EigenScore: OOD Detection using Covariance in Diffusion Models
Shirin Shoushtari, Yi Wang, Xiao Shi, M. Salman Asif, Ulugbek S. Kamilov
TL;DR
Problem: OOD detection in diffusion-model pipelines is critical for safety, yet existing likelihood or score-based metrics can be unstable or misorder inputs. Approach: EigenScore uses the eigen-spectrum of the denoising posterior covariance, $Cov_p[{\bm{x}}|{\bm{x}}_t]$, to quantify distribution shift, estimated via a Jacobian-free subspace iteration on the forward denoiser. Contributions: a theoretical link between distribution shift and excess denoising error through the posterior covariance, a practical method to compute leading eigenvalues without explicit Jacobians, and strong empirical AUROC gains including in near-OOD settings. Significance: delivers a principled, scalable OOD detector for diffusion-based systems with real-world impact in safety-critical tasks.
Abstract
Out-of-distribution (OOD) detection is critical for the safe deployment of machine learning systems in safety-sensitive domains. Diffusion models have recently emerged as powerful generative models, capable of capturing complex data distributions through iterative denoising. Building on this progress, recent work has explored their potential for OOD detection. We propose EigenScore, a new OOD detection method that leverages the eigenvalue spectrum of the posterior covariance induced by a diffusion model. We argue that posterior covariance provides a consistent signal of distribution shift, leading to larger trace and leading eigenvalues on OOD inputs, yielding a clear spectral signature.

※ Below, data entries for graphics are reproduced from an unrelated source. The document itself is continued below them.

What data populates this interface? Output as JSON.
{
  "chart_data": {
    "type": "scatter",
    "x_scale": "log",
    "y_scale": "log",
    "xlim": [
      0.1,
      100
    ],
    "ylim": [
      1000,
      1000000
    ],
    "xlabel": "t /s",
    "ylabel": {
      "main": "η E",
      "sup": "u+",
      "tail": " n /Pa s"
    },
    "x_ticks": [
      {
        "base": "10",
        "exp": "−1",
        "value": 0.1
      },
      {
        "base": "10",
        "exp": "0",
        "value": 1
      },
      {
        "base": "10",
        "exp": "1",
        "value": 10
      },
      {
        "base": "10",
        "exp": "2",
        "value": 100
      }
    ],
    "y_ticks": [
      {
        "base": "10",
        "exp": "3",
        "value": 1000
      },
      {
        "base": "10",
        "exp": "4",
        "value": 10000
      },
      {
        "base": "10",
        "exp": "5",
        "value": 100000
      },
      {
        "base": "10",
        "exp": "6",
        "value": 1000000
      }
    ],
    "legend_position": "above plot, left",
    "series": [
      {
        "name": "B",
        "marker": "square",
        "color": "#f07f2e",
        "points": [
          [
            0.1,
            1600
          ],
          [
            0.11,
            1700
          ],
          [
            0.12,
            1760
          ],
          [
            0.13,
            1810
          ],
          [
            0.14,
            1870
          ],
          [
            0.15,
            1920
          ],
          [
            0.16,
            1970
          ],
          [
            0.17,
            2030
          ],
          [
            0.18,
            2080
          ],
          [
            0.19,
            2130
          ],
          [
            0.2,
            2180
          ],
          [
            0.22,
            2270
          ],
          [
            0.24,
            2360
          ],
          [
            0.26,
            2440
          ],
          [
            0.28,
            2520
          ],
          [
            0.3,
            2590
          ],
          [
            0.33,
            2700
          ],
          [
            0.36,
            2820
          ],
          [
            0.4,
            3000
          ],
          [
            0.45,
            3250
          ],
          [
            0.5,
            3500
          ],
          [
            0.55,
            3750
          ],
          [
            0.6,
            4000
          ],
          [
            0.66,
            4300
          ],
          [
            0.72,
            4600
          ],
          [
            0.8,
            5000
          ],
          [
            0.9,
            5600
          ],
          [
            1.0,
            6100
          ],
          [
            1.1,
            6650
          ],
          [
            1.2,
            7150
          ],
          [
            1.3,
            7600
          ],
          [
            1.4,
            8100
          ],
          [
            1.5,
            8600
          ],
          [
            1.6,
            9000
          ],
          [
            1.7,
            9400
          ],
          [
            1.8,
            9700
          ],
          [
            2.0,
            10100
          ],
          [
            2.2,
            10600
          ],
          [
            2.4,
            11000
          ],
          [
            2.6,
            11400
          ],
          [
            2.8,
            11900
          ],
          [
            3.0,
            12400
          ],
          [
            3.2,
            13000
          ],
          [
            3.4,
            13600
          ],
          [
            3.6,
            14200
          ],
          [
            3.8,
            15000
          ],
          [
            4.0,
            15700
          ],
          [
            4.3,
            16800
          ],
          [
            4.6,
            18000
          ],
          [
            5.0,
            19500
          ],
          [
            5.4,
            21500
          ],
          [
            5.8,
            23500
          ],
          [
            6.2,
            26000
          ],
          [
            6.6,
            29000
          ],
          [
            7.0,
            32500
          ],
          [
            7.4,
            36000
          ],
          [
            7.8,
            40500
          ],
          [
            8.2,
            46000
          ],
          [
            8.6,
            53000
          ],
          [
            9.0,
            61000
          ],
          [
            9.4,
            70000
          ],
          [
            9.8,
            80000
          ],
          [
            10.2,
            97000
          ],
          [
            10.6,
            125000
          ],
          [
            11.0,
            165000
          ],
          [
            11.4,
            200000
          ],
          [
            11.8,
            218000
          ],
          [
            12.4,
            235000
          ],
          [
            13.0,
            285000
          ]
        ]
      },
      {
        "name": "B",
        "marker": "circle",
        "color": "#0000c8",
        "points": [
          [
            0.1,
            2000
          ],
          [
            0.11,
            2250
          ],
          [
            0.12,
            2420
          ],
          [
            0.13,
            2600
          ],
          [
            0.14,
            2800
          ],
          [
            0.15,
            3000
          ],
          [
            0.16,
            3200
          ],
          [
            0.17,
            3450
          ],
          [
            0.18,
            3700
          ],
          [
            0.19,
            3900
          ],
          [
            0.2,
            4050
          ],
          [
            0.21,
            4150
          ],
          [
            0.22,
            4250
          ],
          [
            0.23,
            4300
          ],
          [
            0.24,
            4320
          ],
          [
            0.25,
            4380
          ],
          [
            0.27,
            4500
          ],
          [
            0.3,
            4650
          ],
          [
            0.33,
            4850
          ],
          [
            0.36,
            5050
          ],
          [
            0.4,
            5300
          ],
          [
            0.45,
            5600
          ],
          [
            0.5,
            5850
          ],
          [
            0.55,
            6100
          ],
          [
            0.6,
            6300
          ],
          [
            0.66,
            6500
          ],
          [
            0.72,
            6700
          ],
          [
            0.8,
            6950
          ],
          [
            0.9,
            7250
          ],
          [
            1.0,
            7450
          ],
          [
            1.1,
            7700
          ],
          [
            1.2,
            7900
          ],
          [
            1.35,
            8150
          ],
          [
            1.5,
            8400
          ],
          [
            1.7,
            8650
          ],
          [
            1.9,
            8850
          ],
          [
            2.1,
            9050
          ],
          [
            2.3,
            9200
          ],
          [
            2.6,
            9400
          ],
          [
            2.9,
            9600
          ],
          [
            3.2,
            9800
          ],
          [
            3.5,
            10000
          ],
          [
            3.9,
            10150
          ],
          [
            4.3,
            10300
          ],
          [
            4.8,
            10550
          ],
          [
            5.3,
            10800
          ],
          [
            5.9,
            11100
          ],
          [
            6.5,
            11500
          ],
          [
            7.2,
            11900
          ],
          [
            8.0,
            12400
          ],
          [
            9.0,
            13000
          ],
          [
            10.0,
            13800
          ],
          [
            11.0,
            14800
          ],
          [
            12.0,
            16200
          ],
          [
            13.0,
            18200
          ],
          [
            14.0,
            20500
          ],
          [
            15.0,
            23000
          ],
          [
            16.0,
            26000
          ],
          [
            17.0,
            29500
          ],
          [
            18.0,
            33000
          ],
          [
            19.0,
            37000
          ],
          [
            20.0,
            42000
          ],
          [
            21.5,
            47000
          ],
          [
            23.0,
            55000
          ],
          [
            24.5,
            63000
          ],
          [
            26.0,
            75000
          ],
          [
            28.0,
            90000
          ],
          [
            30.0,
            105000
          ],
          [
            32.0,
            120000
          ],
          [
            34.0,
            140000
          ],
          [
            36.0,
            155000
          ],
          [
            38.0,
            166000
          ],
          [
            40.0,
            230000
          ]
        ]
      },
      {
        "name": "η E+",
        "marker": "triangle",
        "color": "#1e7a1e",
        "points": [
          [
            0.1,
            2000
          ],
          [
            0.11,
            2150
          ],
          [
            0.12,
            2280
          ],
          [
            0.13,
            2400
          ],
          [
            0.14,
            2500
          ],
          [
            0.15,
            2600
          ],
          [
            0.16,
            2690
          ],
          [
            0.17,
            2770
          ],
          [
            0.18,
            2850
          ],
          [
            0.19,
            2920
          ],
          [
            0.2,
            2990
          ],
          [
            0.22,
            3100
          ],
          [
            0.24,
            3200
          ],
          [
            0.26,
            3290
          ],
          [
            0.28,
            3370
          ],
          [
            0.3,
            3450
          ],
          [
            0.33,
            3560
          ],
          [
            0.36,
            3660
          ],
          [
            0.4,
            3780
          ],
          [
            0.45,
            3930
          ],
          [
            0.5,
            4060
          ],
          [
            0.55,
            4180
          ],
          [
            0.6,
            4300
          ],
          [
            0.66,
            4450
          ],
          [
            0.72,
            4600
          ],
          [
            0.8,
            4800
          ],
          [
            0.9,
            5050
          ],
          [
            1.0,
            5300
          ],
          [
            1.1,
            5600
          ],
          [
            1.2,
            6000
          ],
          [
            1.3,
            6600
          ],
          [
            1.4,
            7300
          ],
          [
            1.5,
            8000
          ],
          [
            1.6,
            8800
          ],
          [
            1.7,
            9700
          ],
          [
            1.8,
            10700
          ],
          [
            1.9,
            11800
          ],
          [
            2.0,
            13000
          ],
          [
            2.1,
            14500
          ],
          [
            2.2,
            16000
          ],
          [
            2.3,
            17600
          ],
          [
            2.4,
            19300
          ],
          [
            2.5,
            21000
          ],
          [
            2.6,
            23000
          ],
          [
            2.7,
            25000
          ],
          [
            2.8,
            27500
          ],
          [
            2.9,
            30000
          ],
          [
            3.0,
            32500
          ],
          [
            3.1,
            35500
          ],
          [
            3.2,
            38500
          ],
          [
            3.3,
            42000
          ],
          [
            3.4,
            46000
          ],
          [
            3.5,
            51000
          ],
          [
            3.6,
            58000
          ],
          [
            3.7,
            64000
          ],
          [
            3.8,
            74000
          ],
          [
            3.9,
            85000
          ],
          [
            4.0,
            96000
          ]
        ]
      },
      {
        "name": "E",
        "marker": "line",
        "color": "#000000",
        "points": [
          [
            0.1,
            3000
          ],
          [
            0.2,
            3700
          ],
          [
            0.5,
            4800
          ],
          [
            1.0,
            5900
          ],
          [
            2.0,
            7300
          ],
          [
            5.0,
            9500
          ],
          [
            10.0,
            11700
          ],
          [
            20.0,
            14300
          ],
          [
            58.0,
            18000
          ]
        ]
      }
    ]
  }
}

We further provide analysis explicitly linking posterior covariance to distribution mismatch, establishing it as a reliable signal for OOD detection. To ensure tractability, we adopt a Jacobian-free subspace iteration method to estimate the leading eigenvalues using only forward evaluations of the denoiser. Empirically, EigenScore achieves SOTA performance, with up to 5% AUROC improvement over the best baseline. Notably, it remains robust in near-OOD settings such as CIFAR-10 vs CIFAR-100, where existing diffusion-based methods often fail.